Come to think of it, we never ran into this issue until we upgraded our server to use Java 1.6.

prototribe
Champ in-the-making
Champ in-the-making
Ran into the "too many open files" issue again, but it took a bit longer. I've increased ulimit to 4096. we'll see how long it takes now.

prototribe
Champ in-the-making
Champ in-the-making
With the increased ulimit and the bundled java I have not encountered the problem again. However I have encountered an issue with the jvm crashing in whats probably an unrelated issue.

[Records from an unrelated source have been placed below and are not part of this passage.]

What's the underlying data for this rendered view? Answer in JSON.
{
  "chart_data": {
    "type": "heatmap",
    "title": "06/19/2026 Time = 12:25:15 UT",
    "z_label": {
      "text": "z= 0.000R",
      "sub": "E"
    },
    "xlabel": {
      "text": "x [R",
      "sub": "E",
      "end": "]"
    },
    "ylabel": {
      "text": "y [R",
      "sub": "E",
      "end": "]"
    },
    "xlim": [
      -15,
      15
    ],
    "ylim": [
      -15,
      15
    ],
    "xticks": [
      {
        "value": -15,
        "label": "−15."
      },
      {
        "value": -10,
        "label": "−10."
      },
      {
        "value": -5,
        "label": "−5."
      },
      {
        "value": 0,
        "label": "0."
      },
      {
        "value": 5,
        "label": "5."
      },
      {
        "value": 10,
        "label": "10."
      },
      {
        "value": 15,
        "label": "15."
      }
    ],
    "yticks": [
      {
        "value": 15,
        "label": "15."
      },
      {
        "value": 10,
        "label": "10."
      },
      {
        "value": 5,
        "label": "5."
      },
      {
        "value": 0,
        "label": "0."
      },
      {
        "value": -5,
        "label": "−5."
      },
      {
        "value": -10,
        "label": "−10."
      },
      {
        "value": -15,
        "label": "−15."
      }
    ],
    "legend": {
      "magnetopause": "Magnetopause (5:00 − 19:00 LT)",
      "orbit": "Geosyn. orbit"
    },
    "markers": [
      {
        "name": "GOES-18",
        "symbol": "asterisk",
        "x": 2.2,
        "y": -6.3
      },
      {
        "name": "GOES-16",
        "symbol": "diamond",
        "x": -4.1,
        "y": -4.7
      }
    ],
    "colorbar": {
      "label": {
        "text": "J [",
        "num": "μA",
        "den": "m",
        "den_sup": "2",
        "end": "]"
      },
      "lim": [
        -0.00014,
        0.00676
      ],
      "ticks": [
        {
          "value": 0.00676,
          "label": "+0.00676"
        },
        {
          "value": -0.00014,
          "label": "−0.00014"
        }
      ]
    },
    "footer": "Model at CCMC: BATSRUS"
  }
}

I'll be moving back to 1.6.0 with the increase ulimt (4096) to see if that helps both scenarios.

Heres a snippet of the stack trace if anyone cares. The crash occurred during a CIFS access. I've read that the 1.5.0 jvms have a few bugs.

#
# An unexpected error has been detected by HotSpot Virtual Machine:
#
#  SIGSEGV (0xb) at pc=0xb20b8ecd, pid=3688, tid=2061646768
#
# Java VM: Java HotSpot(TM) Server VM (1.5.0_08-b03 mixed mode)
# Problematic frame:
# J  java.util.HashMap$ValueIterator.next()Ljava/lang/Object;
#

—————  T H R E A D  —————

Current thread (0x0851c950):  JavaThread "Sess_T19_192.168.0.103" daemon [_thread_in_Java, id=8461]

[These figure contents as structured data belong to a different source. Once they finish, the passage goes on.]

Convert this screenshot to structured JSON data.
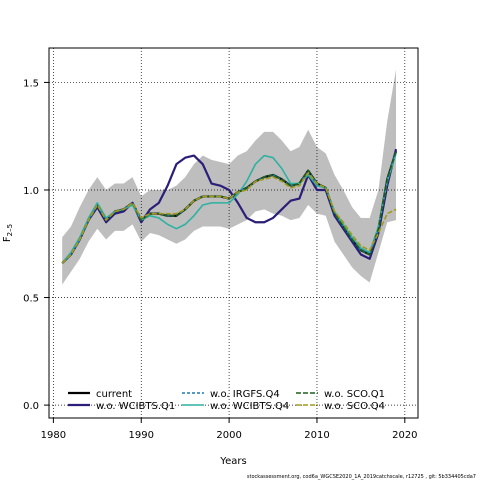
{
  "chart_data": {
    "type": "line",
    "xlabel": "Years",
    "ylabel": "F",
    "ylabel_sub": "2–5",
    "xlim": [
      1979.5,
      2021.5
    ],
    "ylim": [
      -0.06,
      1.66
    ],
    "xticks": [
      1980,
      1990,
      2000,
      2010,
      2020
    ],
    "yticks": [
      0.0,
      0.5,
      1.0,
      1.5
    ],
    "ytick_labels": [
      "0.0",
      "0.5",
      "1.0",
      "1.5"
    ],
    "grid": "dotted",
    "legend_position": "bottom-left",
    "band": {
      "x": [
        1981,
        1982,
        1983,
        1984,
        1985,
        1986,
        1987,
        1988,
        1989,
        1990,
        1991,
        1992,
        1993,
        1994,
        1995,
        1996,
        1997,
        1998,
        1999,
        2000,
        2001,
        2002,
        2003,
        2004,
        2005,
        2006,
        2007,
        2008,
        2009,
        2010,
        2011,
        2012,
        2013,
        2014,
        2015,
        2016,
        2017,
        2018,
        2019
      ],
      "upper": [
        0.78,
        0.83,
        0.92,
        1.0,
        1.06,
        1.0,
        1.03,
        1.03,
        1.06,
        0.97,
        1.0,
        1.0,
        1.0,
        1.02,
        1.06,
        1.12,
        1.16,
        1.14,
        1.13,
        1.12,
        1.16,
        1.18,
        1.23,
        1.27,
        1.27,
        1.23,
        1.18,
        1.2,
        1.28,
        1.2,
        1.17,
        1.07,
        1.0,
        0.92,
        0.87,
        0.87,
        1.0,
        1.32,
        1.56
      ],
      "lower": [
        0.56,
        0.62,
        0.68,
        0.76,
        0.82,
        0.77,
        0.81,
        0.81,
        0.84,
        0.76,
        0.8,
        0.79,
        0.77,
        0.75,
        0.77,
        0.81,
        0.83,
        0.83,
        0.83,
        0.82,
        0.84,
        0.86,
        0.9,
        0.91,
        0.89,
        0.88,
        0.86,
        0.87,
        0.93,
        0.89,
        0.88,
        0.76,
        0.7,
        0.64,
        0.6,
        0.57,
        0.71,
        0.85,
        0.86
      ],
      "color": "#bebebe"
    },
    "series": [
      {
        "name": "current",
        "color": "#000000",
        "width": 2.2,
        "dash": "",
        "values": [
          0.66,
          0.7,
          0.77,
          0.86,
          0.93,
          0.86,
          0.9,
          0.91,
          0.94,
          0.86,
          0.89,
          0.89,
          0.88,
          0.88,
          0.91,
          0.95,
          0.97,
          0.97,
          0.97,
          0.96,
          0.99,
          1.01,
          1.04,
          1.06,
          1.07,
          1.05,
          1.02,
          1.03,
          1.09,
          1.03,
          1.01,
          0.89,
          0.83,
          0.77,
          0.72,
          0.7,
          0.82,
          1.05,
          1.18
        ]
      },
      {
        "name": "w.o. WCIBTS.Q1",
        "color": "#2a1f78",
        "width": 2.2,
        "dash": "",
        "values": [
          0.66,
          0.7,
          0.77,
          0.86,
          0.92,
          0.85,
          0.89,
          0.9,
          0.94,
          0.85,
          0.91,
          0.94,
          1.02,
          1.12,
          1.15,
          1.16,
          1.12,
          1.03,
          1.02,
          1.0,
          0.94,
          0.87,
          0.85,
          0.85,
          0.87,
          0.91,
          0.95,
          0.96,
          1.07,
          1.0,
          1.0,
          0.88,
          0.82,
          0.76,
          0.7,
          0.68,
          0.8,
          1.02,
          1.19
        ]
      },
      {
        "name": "w.o. IRGFS.Q4",
        "color": "#1f78b4",
        "width": 1.6,
        "dash": "3,2",
        "values": [
          0.66,
          0.7,
          0.77,
          0.86,
          0.93,
          0.86,
          0.9,
          0.91,
          0.94,
          0.86,
          0.89,
          0.89,
          0.88,
          0.88,
          0.91,
          0.95,
          0.97,
          0.97,
          0.97,
          0.96,
          0.99,
          1.01,
          1.04,
          1.06,
          1.07,
          1.05,
          1.02,
          1.03,
          1.09,
          1.03,
          1.01,
          0.89,
          0.83,
          0.77,
          0.72,
          0.7,
          0.82,
          1.05,
          1.18
        ]
      },
      {
        "name": "w.o. WCIBTS.Q4",
        "color": "#2fb1a1",
        "width": 1.6,
        "dash": "",
        "values": [
          0.66,
          0.71,
          0.78,
          0.87,
          0.94,
          0.87,
          0.9,
          0.91,
          0.93,
          0.86,
          0.88,
          0.87,
          0.84,
          0.82,
          0.84,
          0.88,
          0.93,
          0.94,
          0.94,
          0.94,
          0.98,
          1.04,
          1.12,
          1.16,
          1.15,
          1.1,
          1.03,
          1.03,
          1.07,
          1.02,
          1.01,
          0.9,
          0.84,
          0.78,
          0.73,
          0.71,
          0.83,
          1.04,
          1.17
        ]
      },
      {
        "name": "w.o. SCO.Q1",
        "color": "#1d5e1d",
        "width": 1.6,
        "dash": "5,2",
        "values": [
          0.66,
          0.7,
          0.77,
          0.86,
          0.93,
          0.86,
          0.9,
          0.91,
          0.94,
          0.86,
          0.89,
          0.89,
          0.88,
          0.88,
          0.91,
          0.95,
          0.97,
          0.97,
          0.97,
          0.96,
          0.99,
          1.01,
          1.04,
          1.06,
          1.07,
          1.05,
          1.02,
          1.03,
          1.09,
          1.03,
          1.01,
          0.89,
          0.83,
          0.77,
          0.72,
          0.7,
          0.82,
          1.05,
          1.18
        ]
      },
      {
        "name": "w.o. SCO.Q4",
        "color": "#a39a1c",
        "width": 1.6,
        "dash": "5,2",
        "values": [
          0.66,
          0.7,
          0.77,
          0.86,
          0.93,
          0.86,
          0.9,
          0.91,
          0.94,
          0.87,
          0.89,
          0.89,
          0.89,
          0.89,
          0.91,
          0.95,
          0.97,
          0.97,
          0.97,
          0.96,
          0.99,
          1.0,
          1.04,
          1.05,
          1.06,
          1.04,
          1.01,
          1.02,
          1.08,
          1.03,
          1.01,
          0.9,
          0.85,
          0.79,
          0.74,
          0.72,
          0.8,
          0.89,
          0.91
        ]
      }
    ],
    "x": [
      1981,
      1982,
      1983,
      1984,
      1985,
      1986,
      1987,
      1988,
      1989,
      1990,
      1991,
      1992,
      1993,
      1994,
      1995,
      1996,
      1997,
      1998,
      1999,
      2000,
      2001,
      2002,
      2003,
      2004,
      2005,
      2006,
      2007,
      2008,
      2009,
      2010,
      2011,
      2012,
      2013,
      2014,
      2015,
      2016,
      2017,
      2018,
      2019
    ],
    "legend": {
      "columns": [
        [
          "current",
          "w.o. WCIBTS.Q1"
        ],
        [
          "w.o. IRGFS.Q4",
          "w.o. WCIBTS.Q4"
        ],
        [
          "w.o. SCO.Q1",
          "w.o. SCO.Q4"
        ]
      ]
    },
    "caption": "stockassessment.org,  cod6a_WGCSE2020_1A_2019catchscale,  r12725 ,  git: 5b334405cda7"
  }
}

siginfo:si_signo=11, si_errno=0, si_code=1, si_addr=0x00005510

Registers:
EAX=0xad784f38, EBX=0x00000007, ECX=0x7f940c20, EDX=0x00005500
ESP=0x7ae22458, EBP=0xae0c5130, ESI=0xaecda5a0, EDI=0x00000004
EIP=0xb20b8ecd, CR2=0x00005510, EFLAGS=0x00010246

Top of Stack: (sp=0x7ae22458)
0x7ae22458:   8338fc00 b199c7f0 8338f7c8 aecda5a0
0x7ae22468:   ae0c5130 00000004 ad5cb5f0 b1ec7270
0x7ae22478:   7f940bd4 7f9405dc 00000003 7f940520
0x7ae22488:   7f940be0 8339f500 0851c950 7f940520
0x7ae22498:   7f9406d8 7f9404a8 8339f500 8338a758
0x7ae224a8:   7f940c20 00000003 7f940538 7f940bd4
0x7ae224b8:   00000026 7f940370 b7aeb55e b21a7ca4
0x7ae224c8:   afdc8078 00000000 7f93e9f8 7f940300

Instructions: (pc=0xb20b8ecd)
0xb20b8ebd:   53 24 8b 59 14 3b d3 0f 85 d7 00 00 00 8b 51 08
0xb20b8ecd:   8b 5a 10 89 74 24 0c 89 6c 24 10 89 7c 24 14 8b

Stack: [0x7ada3000,0x7ae24000),  sp=0x7ae22458,  free space=509k
Native frames: (J=compiled Java code, j=interpreted, Vv=VM code, C=native code)
J  java.util.HashMap$ValueIterator.next()Ljava/lang/Object;

UPDATE: 2007-04-09
The crashes were due to a hardware issue. We're still on java 1.5 and it seems to be working fine.